The new trends such as Twitter simply highlights that search will never be a solved problem. People not only consume information but of course also produce information. Search will have to tackle with new ways information is produced and the forms it exists. Twitter for example shows that information could be generated by everyone at real time. Search must always progress along with the course that our civilization evolves.
Can you describe for us the design process for a search engine from inception to launch? How do you decide what data to search? Do you have to get permission from each database? Any headaches about copyright?
I will focus on vertical search as we have been doing. There appear to be a generic 3-step formula for the process: discover, crawl-and-index, integrate-and-rank, to finally deliver search to users. Think apartments. First, we must discover, among the billions out there, which websites provide apartment listings. Second, we must crawl and index every listing from each site. Finally, we must integrate repeated listings, rank, and show them on a map.
Our crawler does follow the common robot crawling protocol and we always work hard to be a good Internet citizen with polite behavior. We always respond to crawling issues quickly.

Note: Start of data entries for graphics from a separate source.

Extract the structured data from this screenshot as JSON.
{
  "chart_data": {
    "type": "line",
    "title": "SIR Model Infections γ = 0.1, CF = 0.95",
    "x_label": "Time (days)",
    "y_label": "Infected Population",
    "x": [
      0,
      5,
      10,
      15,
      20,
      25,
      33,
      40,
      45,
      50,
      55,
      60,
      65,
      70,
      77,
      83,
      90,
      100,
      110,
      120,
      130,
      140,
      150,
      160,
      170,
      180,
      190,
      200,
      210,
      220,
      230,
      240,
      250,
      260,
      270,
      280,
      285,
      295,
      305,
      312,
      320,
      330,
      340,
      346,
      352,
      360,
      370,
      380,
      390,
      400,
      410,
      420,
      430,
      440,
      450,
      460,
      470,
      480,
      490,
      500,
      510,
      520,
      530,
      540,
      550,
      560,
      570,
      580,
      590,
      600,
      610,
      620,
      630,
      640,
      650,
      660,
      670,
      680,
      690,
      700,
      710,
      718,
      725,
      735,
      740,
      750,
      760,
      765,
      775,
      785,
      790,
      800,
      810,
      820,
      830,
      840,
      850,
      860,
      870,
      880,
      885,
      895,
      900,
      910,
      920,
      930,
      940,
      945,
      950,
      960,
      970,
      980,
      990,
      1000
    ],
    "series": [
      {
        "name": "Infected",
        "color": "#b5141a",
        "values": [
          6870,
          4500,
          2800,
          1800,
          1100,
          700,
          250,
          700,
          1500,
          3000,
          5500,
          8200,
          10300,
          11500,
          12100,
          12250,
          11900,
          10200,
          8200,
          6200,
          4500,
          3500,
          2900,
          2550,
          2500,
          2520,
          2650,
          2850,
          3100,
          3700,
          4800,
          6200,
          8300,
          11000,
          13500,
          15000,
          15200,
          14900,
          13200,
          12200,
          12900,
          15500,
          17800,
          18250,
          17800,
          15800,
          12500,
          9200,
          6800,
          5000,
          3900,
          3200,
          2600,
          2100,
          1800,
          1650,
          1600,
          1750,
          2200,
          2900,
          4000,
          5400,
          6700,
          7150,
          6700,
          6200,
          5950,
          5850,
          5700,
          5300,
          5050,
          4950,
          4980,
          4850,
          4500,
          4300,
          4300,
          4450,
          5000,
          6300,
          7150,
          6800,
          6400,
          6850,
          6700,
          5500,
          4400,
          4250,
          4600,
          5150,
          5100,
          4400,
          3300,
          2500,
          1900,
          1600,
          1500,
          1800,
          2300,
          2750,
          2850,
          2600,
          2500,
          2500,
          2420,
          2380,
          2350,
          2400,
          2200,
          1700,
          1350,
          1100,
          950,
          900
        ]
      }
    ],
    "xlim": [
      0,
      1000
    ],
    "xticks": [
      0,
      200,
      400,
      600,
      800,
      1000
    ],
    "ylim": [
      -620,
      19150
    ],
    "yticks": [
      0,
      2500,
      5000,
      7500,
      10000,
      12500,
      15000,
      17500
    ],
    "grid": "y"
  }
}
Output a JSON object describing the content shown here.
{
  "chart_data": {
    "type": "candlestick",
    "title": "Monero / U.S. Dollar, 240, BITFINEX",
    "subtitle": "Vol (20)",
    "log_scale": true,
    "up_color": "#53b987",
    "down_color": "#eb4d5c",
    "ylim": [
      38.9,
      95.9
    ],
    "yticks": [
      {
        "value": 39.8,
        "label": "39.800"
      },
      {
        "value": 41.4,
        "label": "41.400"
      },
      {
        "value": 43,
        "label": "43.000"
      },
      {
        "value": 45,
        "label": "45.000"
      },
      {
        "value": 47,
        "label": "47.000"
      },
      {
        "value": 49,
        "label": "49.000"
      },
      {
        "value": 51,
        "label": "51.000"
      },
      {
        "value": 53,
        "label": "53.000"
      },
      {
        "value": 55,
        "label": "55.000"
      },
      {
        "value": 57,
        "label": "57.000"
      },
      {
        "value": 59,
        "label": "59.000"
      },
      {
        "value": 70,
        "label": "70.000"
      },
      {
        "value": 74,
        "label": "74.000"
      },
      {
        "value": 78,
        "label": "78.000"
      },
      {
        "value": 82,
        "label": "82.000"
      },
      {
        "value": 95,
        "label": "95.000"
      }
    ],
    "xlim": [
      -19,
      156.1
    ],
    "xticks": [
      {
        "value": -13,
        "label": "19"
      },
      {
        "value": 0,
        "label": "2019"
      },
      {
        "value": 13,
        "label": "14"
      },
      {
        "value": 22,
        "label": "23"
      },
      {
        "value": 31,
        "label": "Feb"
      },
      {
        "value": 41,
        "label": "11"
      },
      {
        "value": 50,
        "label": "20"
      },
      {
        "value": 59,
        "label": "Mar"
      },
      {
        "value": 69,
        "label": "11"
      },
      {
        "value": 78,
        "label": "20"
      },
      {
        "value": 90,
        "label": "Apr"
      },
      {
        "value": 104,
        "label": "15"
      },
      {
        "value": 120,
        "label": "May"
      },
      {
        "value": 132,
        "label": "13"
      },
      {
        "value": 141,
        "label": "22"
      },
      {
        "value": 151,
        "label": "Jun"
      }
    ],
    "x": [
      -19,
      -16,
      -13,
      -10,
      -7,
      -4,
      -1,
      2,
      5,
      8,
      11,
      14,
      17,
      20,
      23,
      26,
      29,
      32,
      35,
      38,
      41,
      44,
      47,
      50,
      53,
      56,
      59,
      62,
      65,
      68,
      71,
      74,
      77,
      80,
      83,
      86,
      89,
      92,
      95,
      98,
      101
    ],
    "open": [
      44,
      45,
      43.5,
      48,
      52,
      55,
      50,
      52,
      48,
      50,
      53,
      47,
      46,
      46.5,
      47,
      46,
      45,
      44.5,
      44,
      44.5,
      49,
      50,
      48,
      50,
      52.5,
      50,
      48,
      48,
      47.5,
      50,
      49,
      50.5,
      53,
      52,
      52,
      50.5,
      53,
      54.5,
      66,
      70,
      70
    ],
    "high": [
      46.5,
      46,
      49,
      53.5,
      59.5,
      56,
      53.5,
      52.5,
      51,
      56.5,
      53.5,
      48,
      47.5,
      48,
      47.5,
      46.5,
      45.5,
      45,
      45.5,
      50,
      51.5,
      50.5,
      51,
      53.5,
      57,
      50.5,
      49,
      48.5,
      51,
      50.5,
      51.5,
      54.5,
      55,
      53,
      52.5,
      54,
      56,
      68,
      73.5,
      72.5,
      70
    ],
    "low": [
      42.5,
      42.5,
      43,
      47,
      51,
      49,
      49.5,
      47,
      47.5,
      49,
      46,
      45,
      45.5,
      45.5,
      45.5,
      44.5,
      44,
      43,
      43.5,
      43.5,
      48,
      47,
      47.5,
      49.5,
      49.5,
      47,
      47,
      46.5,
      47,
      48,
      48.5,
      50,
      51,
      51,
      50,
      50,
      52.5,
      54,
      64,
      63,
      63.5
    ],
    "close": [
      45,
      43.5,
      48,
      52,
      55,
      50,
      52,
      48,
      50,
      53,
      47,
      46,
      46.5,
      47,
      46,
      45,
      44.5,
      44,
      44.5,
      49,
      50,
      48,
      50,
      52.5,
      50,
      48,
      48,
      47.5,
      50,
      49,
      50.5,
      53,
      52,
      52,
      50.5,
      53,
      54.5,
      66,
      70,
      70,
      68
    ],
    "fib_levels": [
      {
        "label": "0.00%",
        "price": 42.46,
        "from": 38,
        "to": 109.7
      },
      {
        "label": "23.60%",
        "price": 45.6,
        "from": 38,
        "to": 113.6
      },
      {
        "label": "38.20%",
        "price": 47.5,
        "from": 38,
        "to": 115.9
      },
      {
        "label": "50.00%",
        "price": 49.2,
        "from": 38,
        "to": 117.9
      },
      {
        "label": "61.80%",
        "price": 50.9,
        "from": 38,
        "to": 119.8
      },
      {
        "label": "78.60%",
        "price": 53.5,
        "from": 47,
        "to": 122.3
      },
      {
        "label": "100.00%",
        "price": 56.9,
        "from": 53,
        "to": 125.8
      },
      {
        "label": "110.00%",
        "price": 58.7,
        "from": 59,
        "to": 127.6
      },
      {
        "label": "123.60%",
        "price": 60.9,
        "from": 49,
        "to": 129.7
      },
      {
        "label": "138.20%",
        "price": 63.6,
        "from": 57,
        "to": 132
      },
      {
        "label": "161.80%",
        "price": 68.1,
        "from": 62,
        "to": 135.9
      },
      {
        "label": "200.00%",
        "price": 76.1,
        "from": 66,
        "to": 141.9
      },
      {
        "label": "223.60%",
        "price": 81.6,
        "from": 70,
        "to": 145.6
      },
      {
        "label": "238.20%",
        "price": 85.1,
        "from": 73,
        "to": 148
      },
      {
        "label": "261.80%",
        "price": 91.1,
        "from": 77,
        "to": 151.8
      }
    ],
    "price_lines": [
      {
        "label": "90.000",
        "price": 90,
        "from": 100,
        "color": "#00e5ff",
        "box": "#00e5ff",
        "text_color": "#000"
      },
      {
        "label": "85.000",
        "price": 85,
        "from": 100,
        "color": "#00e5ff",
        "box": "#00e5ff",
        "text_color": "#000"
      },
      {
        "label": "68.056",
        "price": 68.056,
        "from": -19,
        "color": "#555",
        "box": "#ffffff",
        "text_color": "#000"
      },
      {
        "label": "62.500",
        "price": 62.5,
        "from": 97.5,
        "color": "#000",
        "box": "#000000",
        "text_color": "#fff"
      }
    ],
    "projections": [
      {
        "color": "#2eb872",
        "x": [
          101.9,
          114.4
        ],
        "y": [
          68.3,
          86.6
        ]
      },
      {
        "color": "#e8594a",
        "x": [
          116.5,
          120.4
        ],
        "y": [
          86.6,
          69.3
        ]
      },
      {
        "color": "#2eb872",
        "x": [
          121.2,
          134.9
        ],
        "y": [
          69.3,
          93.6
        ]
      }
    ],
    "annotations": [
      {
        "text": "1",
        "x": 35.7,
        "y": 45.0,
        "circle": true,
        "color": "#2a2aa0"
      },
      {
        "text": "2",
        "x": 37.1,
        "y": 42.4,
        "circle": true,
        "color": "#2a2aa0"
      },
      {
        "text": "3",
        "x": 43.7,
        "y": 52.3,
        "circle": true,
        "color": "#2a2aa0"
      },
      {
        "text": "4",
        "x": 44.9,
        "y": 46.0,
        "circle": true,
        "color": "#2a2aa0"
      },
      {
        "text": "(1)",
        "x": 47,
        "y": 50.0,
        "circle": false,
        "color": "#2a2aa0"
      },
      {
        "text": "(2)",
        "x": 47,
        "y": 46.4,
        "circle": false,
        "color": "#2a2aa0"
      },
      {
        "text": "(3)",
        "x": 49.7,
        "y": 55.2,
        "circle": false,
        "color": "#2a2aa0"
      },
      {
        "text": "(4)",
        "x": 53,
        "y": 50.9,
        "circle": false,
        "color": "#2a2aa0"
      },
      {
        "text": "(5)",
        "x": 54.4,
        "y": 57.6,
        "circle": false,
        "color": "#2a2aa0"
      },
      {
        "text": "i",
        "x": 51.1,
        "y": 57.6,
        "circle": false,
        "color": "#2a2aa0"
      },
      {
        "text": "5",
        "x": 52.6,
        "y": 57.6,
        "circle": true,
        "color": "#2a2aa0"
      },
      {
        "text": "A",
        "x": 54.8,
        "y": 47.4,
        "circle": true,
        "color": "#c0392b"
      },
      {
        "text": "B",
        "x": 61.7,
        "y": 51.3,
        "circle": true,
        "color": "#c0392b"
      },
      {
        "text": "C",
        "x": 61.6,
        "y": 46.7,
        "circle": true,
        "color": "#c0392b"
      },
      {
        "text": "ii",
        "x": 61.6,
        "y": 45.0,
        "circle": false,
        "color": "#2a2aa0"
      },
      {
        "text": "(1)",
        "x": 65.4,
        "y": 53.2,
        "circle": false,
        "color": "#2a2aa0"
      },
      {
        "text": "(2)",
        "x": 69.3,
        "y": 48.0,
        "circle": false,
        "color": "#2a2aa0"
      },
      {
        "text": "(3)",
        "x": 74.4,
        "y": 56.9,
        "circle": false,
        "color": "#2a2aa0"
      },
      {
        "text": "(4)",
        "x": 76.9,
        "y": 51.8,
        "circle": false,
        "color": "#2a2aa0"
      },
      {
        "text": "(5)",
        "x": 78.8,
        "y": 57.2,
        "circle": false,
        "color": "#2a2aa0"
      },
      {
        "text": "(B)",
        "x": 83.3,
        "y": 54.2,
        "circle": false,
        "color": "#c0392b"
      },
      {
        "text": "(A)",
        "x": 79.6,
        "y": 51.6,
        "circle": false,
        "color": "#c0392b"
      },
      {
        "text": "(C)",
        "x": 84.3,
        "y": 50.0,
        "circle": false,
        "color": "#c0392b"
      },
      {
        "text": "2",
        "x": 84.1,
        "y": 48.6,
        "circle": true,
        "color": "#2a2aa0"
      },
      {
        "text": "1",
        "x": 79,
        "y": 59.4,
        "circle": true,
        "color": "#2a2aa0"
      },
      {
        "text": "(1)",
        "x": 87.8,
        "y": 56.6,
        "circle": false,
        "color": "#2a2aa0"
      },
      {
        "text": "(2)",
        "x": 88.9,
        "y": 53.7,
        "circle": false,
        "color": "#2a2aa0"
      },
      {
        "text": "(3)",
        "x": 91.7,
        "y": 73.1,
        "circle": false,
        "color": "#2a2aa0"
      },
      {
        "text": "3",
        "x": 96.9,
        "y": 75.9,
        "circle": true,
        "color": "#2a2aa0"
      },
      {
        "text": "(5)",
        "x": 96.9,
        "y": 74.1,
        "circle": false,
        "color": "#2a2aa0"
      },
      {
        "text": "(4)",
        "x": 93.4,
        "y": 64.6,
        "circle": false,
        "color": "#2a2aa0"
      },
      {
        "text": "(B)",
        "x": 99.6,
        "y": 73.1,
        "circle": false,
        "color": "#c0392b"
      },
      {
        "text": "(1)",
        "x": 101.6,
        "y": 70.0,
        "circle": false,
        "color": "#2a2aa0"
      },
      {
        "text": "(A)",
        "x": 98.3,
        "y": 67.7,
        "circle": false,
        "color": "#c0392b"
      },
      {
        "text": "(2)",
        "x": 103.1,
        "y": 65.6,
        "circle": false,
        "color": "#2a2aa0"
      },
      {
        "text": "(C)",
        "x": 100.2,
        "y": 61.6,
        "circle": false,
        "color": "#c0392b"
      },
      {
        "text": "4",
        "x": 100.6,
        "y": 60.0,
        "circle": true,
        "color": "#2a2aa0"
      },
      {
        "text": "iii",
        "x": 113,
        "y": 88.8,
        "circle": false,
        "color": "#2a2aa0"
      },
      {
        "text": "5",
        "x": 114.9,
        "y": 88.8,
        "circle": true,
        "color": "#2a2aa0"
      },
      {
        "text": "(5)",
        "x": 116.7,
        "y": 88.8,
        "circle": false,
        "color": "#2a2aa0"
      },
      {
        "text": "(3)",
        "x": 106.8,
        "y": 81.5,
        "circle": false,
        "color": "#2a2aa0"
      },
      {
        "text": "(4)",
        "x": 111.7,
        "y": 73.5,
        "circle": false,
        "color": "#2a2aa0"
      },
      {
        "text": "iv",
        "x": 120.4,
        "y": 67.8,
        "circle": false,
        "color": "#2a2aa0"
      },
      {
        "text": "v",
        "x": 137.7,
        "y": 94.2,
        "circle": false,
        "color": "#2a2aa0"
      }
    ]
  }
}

We did run into some permission issues—mostly from site owners who did not want to see their data listed in the way we showed them, or who syndicated and did not actually own data on their sites to further disseminate. We would simply explain and honor their requests. On the other hand, we more often get requests from websites asking how their data could be included.
Where might readers see Cazoodle demonstrated this year?
We are now promoting our Apartment Search product in the rental industry tradeshows, like the NAA (National Apartment Association) conference in June. In addition, we will also be at various technology expos such as Web 2.0 conferences later this year.
Thank you for your time.
Thanks for the opportunity to speak up!